In the earlier competitive session, Claiborne had openly asked for Dez to line up over him. This time around, he got his wish...and Bryant got the better of him, if only by a bit. On one deep pass, Bryant hauled the ball in despite strong coverage from the former LSU product. Later, Claiborne broke up a pass intended for Bryant. This is what coaches want most from these competitive periods: strength on strength, as each unit's best goes head to head. Dez vs. a resurgent Claiborne is one of the battles that I'll most anticipate for the duration of camp.
As per usual, the entire day's work built to the final team period. Often, in these situations, the first team goes up against the second team on the other side of the ball, and vice versa. For this final period, it was ones against ones, twos against two, etc. As if things weren't already combative enough, staffers blasted music during plays to simulate crowd noise, and the coaches asked their players to consider rudimentary situational work ("3rd and four!!" they would yell). Overall, it was a lively, spirited session to conclude a very competitive day. If this is an indication of the kind of camp we'll see, then it should prove to be a real treat. I, for one, can't wait.

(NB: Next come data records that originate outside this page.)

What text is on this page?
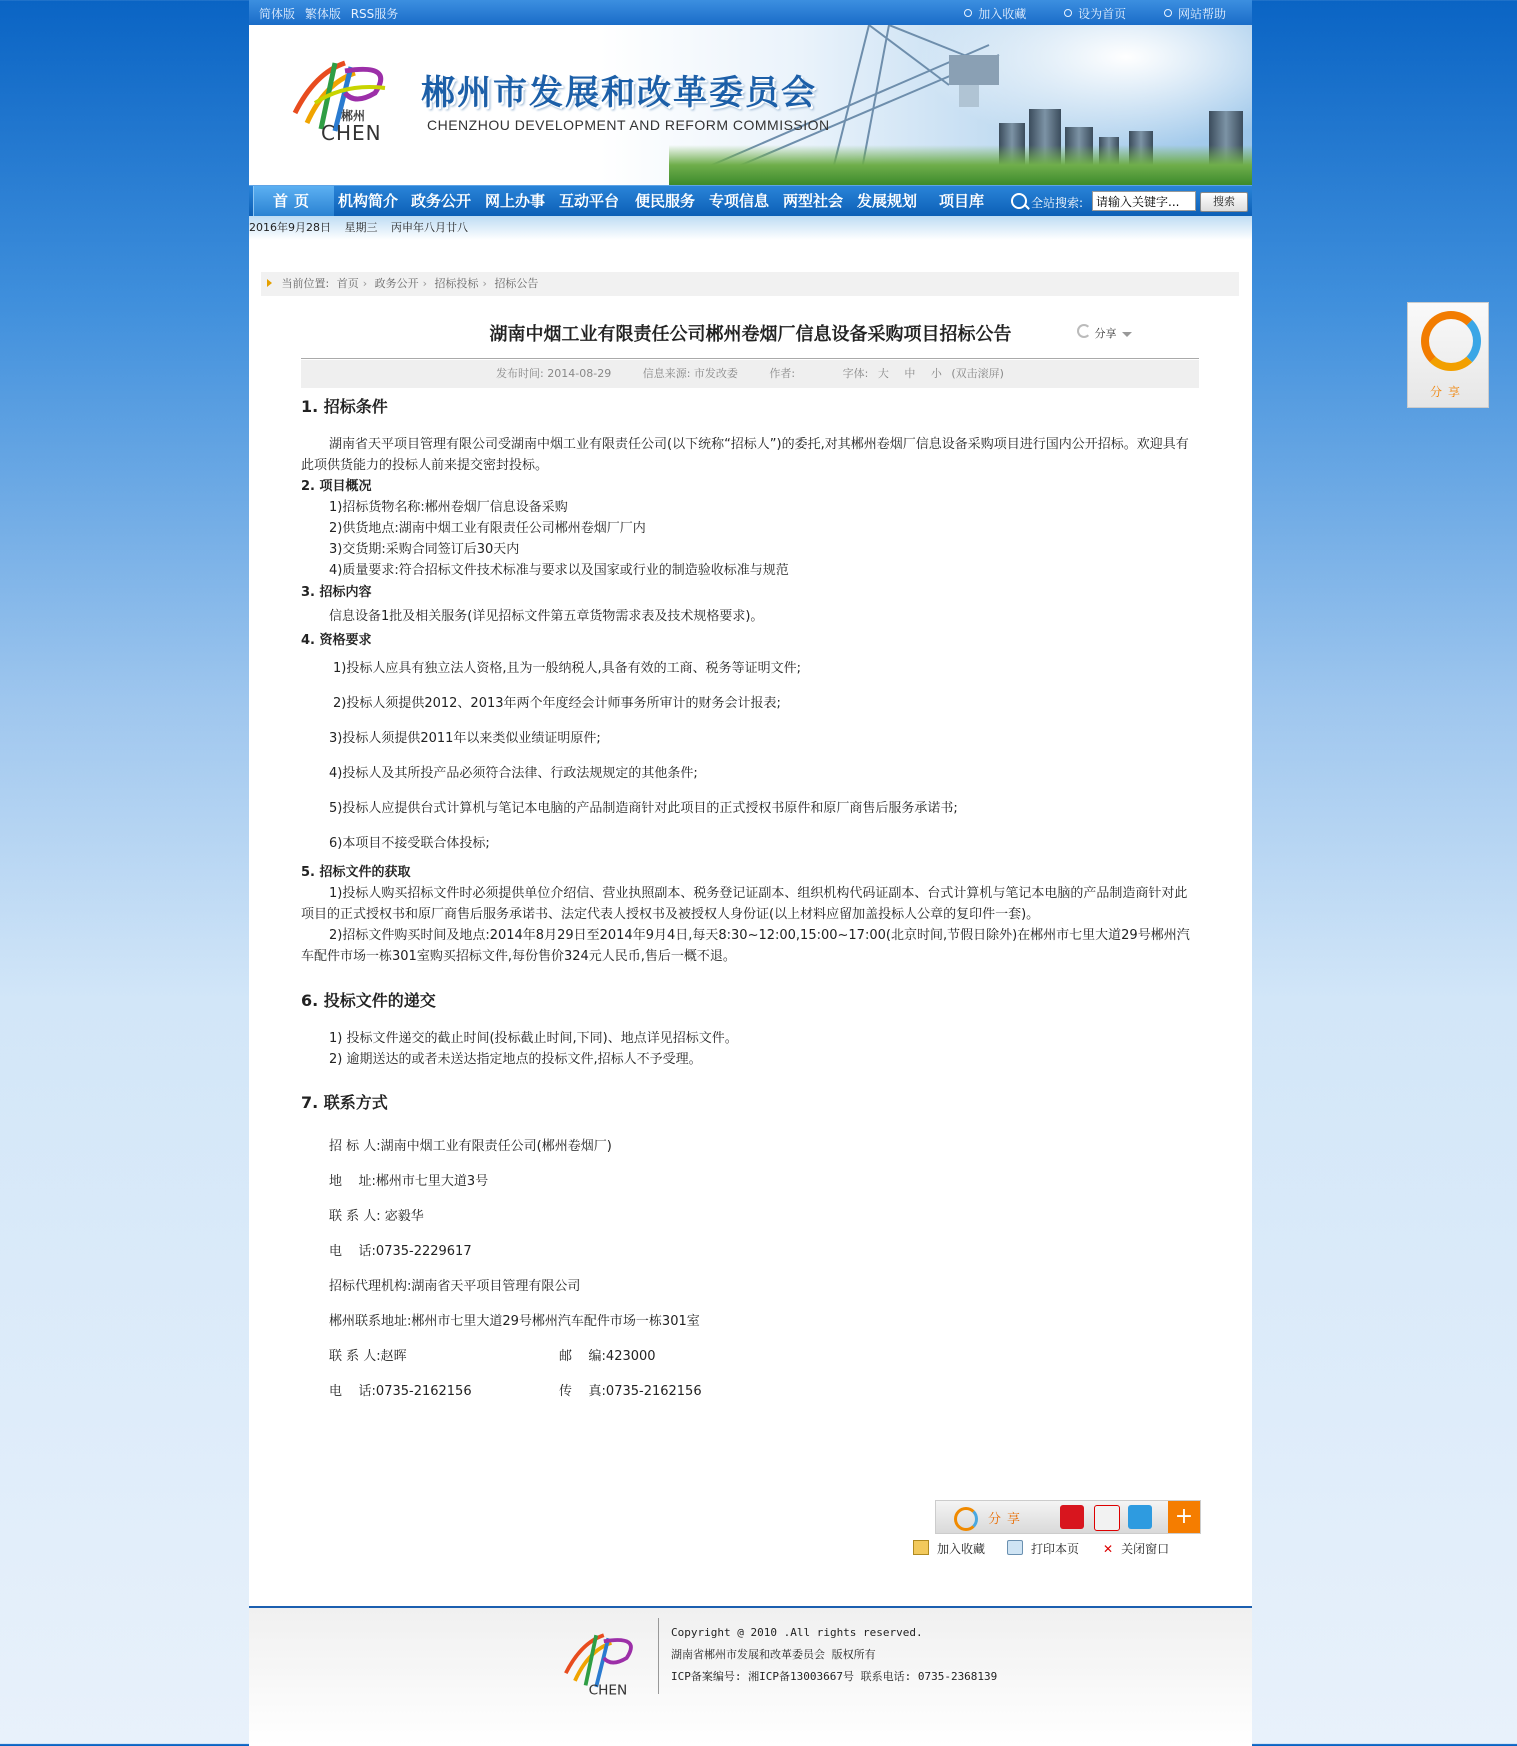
简体版 繁体版 RSS服务	加入收藏	设为首页	网站帮助
郴州
CHEN
郴州市发展和改革委员会
CHENZHOU DEVELOPMENT AND REFORM COMMISSION
首页	机构简介 政务公开 网上办事 互动平台 便民服务 专项信息 两型社会 发展规划 项目库	全站搜索:
请输入关键字...	搜索
2016年9月28日 星期三 丙申年八月廿八
当前位置: 首页 › 政务公开 › 招标投标 › 招标公告
湖南中烟工业有限责任公司郴州卷烟厂信息设备采购项目招标公告	分享
发布时间: 2014-08-29	信息来源: 市发改委	作者:	字体: 大 中 小 (双击滚屏)
1. 招标条件
湖南省天平项目管理有限公司受湖南中烟工业有限责任公司(以下统称“招标人”)的委托,对其郴州卷烟厂信息设备采购项目进行国内公开招标。欢迎具有此项供货能力的投标人前来提交密封投标。
2. 项目概况
1)招标货物名称:郴州卷烟厂信息设备采购
2)供货地点:湖南中烟工业有限责任公司郴州卷烟厂厂内
3)交货期:采购合同签订后30天内
4)质量要求:符合招标文件技术标准与要求以及国家或行业的制造验收标准与规范
3. 招标内容
信息设备1批及相关服务(详见招标文件第五章货物需求表及技术规格要求)。
4. 资格要求
1)投标人应具有独立法人资格,且为一般纳税人,具备有效的工商、税务等证明文件;
2)投标人须提供2012、2013年两个年度经会计师事务所审计的财务会计报表;
3)投标人须提供2011年以来类似业绩证明原件;
4)投标人及其所投产品必须符合法律、行政法规规定的其他条件;
5)投标人应提供台式计算机与笔记本电脑的产品制造商针对此项目的正式授权书原件和原厂商售后服务承诺书;
6)本项目不接受联合体投标;
5. 招标文件的获取
1)投标人购买招标文件时必须提供单位介绍信、营业执照副本、税务登记证副本、组织机构代码证副本、台式计算机与笔记本电脑的产品制造商针对此项目的正式授权书和原厂商售后服务承诺书、法定代表人授权书及被授权人身份证(以上材料应留加盖投标人公章的复印件一套)。
2)招标文件购买时间及地点:2014年8月29日至2014年9月4日,每天8:30~12:00,15:00~17:00(北京时间,节假日除外)在郴州市七里大道29号郴州汽车配件市场一栋301室购买招标文件,每份售价324元人民币,售后一概不退。
6. 投标文件的递交
1) 投标文件递交的截止时间(投标截止时间,下同)、地点详见招标文件。
2) 逾期送达的或者未送达指定地点的投标文件,招标人不予受理。
7. 联系方式
招 标 人:湖南中烟工业有限责任公司(郴州卷烟厂)
地    址:郴州市七里大道3号
联 系 人: 宓毅华
电    话:0735-2229617
招标代理机构:湖南省天平项目管理有限公司
郴州联系地址:郴州市七里大道29号郴州汽车配件市场一栋301室
联 系 人:赵晖	邮    编:423000
电    话:0735-2162156	传    真:0735-2162156
分享	+
加入收藏	打印本页 ✕ 关闭窗口
CHEN
Copyright @ 2010 .All rights reserved.
湖南省郴州市发展和改革委员会 版权所有
ICP备案编号: 湘ICP备13003667号 联系电话: 0735-2368139
分享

And, finally: Jerry Jones liked the woman who sang the national anthem at today's opening festivities so much that he publicly declared that she must sing it at a real game this season. I chatted with her afterwards, and he apparently went up to her afterwards and reiterated that he wants her to sing on gameday in AT&T Stadium. A local girl who was recruited to sing on a Saturday afternoon, she was understandably walking on air at the prospect of what might prove to be a pivotal moment in her artistic life. Jerry Jones: career-maker. Whoda thunk?